In the early days of being in my Mutual Aid community, a fleeting thought was “this reminds me of the way Quakers used to be”. And “I wish Quakers today were like this”.
What about Quakers changed? Why are we no longer the way we used to be? In part it is because we have become too invested in the status quo.
Quakers have always believed we should let our lives speak. How we live should reflect our spirituality. What is the way we live now saying?
But my fleeting thoughts reveal our methods of resistance and social change are no longer effective. The society we (White Quakers) grew up in, the State, is itself unjust.
As my friend and Mutual Aid mentor, Ronnie James, wrote:
I’m of the firm opinion that a system that was built by stolen bodies on stolen land for the benefit of a few is a system that is not repairable. It is operating as designed, and small changes (which are the result of huge efforts) to lessen the blow on those it was not designed for are merely half measures that can’t ever fully succeed.
So the question is now, where do we go from here? Do we continue to make incremental changes while the wealthy hoard more wealth and the climate crisis deepens, or do we do something drastic that has never been done before? Can we envision and create a world where a class war from above isn’t a reality anymore?”
Ronnie James

Prefigurative politics
Yesterday I learned of a new (to me) concept, prefigurative politics. Returning to fleeting thoughts, my Mutual Aid community is an example of prefigurative politics. When my thought was “I wish Quakers today were like this”, I’m realizing I mean embracing the concepts of prefigurative politics, for example, Mutual Aid.
Something new is happening – something new in content, depth, breadth and global consistency. Societies around the world are in movement. Since the early 1990s millions of people have been organizing similarly, and in ways that defy definitions and former ways of understanding social movements, protest and resistance. There is a growing global movement of refusal – and simultaneously, in that refusal is a creative movement.
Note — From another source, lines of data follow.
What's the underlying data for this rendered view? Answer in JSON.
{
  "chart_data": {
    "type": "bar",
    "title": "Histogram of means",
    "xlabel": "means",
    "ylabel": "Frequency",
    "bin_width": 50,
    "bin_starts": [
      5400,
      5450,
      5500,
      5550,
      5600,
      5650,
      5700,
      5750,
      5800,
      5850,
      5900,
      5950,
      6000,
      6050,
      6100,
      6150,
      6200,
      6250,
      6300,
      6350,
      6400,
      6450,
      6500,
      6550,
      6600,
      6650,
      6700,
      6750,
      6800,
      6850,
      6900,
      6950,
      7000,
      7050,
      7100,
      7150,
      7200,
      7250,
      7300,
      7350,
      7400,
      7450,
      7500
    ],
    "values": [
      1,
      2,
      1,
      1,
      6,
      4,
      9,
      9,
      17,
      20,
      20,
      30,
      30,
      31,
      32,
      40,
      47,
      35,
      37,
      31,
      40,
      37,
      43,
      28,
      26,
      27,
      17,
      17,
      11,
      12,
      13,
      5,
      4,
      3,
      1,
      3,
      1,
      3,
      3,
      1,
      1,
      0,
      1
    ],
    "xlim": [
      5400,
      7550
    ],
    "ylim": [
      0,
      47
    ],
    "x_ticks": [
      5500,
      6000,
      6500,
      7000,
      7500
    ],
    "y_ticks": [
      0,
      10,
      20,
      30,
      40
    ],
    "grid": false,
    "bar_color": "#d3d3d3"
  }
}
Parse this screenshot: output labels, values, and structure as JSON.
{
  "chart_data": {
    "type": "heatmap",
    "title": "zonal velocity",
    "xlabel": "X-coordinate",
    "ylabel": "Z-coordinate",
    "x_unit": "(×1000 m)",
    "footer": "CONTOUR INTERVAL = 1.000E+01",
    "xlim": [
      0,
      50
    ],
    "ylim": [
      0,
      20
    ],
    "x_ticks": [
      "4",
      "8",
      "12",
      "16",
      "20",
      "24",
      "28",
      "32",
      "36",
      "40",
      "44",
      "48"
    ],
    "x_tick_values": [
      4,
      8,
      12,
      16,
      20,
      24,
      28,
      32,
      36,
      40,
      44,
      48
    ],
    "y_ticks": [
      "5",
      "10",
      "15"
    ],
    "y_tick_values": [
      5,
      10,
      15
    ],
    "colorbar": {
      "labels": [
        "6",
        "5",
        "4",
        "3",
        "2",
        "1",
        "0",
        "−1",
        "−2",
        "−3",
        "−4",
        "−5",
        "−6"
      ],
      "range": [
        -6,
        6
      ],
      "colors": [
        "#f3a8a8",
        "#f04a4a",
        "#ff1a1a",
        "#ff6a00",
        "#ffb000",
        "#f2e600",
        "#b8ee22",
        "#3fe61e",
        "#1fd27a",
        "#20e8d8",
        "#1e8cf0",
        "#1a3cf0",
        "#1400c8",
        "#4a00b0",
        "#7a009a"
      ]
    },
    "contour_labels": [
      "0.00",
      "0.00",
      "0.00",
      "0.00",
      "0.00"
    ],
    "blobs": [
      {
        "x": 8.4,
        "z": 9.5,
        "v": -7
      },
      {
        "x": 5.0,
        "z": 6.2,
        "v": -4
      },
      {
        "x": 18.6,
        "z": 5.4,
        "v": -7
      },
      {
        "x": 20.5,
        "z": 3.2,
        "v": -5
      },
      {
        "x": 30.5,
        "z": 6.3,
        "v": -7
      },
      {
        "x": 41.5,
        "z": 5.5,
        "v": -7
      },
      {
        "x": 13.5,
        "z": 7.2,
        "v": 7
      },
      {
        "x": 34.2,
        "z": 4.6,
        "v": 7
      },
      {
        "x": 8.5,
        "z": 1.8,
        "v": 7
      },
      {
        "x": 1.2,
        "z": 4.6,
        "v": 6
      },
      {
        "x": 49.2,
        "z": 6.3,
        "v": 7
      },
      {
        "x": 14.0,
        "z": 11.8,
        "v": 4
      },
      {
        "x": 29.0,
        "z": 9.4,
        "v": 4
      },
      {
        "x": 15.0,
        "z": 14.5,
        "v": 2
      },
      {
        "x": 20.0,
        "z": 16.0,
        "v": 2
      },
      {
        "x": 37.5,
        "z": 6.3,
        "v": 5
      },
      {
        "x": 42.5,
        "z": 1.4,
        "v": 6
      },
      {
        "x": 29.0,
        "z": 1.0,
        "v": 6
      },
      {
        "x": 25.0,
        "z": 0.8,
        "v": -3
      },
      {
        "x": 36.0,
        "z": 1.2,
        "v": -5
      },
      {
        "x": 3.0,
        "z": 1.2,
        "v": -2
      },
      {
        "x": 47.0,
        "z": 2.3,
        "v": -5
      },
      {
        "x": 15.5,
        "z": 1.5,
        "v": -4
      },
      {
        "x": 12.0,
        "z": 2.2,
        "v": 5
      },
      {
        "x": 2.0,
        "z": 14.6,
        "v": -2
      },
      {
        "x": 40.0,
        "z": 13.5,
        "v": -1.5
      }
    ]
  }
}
Millions are shouting No!, as they manifest alternatives in its wake.
Prefigurative Societies in movement by Marina Sitrin, Popular Resistance, December 21, 2022

Prefigurative politics are the modes of organization and social relationships that strive to reflect the future society being sought by the group. According to Carl Boggs, who coined the term, the desire is to embody “within the ongoing political practice of a movement […] those forms of social relations, decision-making, culture, and human experience that are the ultimate goal”.[1] Besides this definition, Leach also gave light to the definition of the concept stating that the term “refers to a political orientation based on the premise that the ends a social movement achieves are fundamentally shaped by the means it employs, and that movement should therefore do their best to choose means that embody or prefigure the kind of society they want to bring about”. [2]
Prefigurative politics, Wikipedia
- Boggs, Carl. 1977. Marxism, Prefigurative Communism, and the Problem of Workers’ Control. Radical America 11 (November), 100; cf. Boggs Jr., Carl. Revolutionary Process, Political Strategy, and the Dilemma of Power. Theory & Society 4,No. 3 (Fall), 359-93.
- Leach, D. K. (2013). Prefigurative politics. The Wiley-Blackwell encyclopedia of social and political movements, 1004-1006.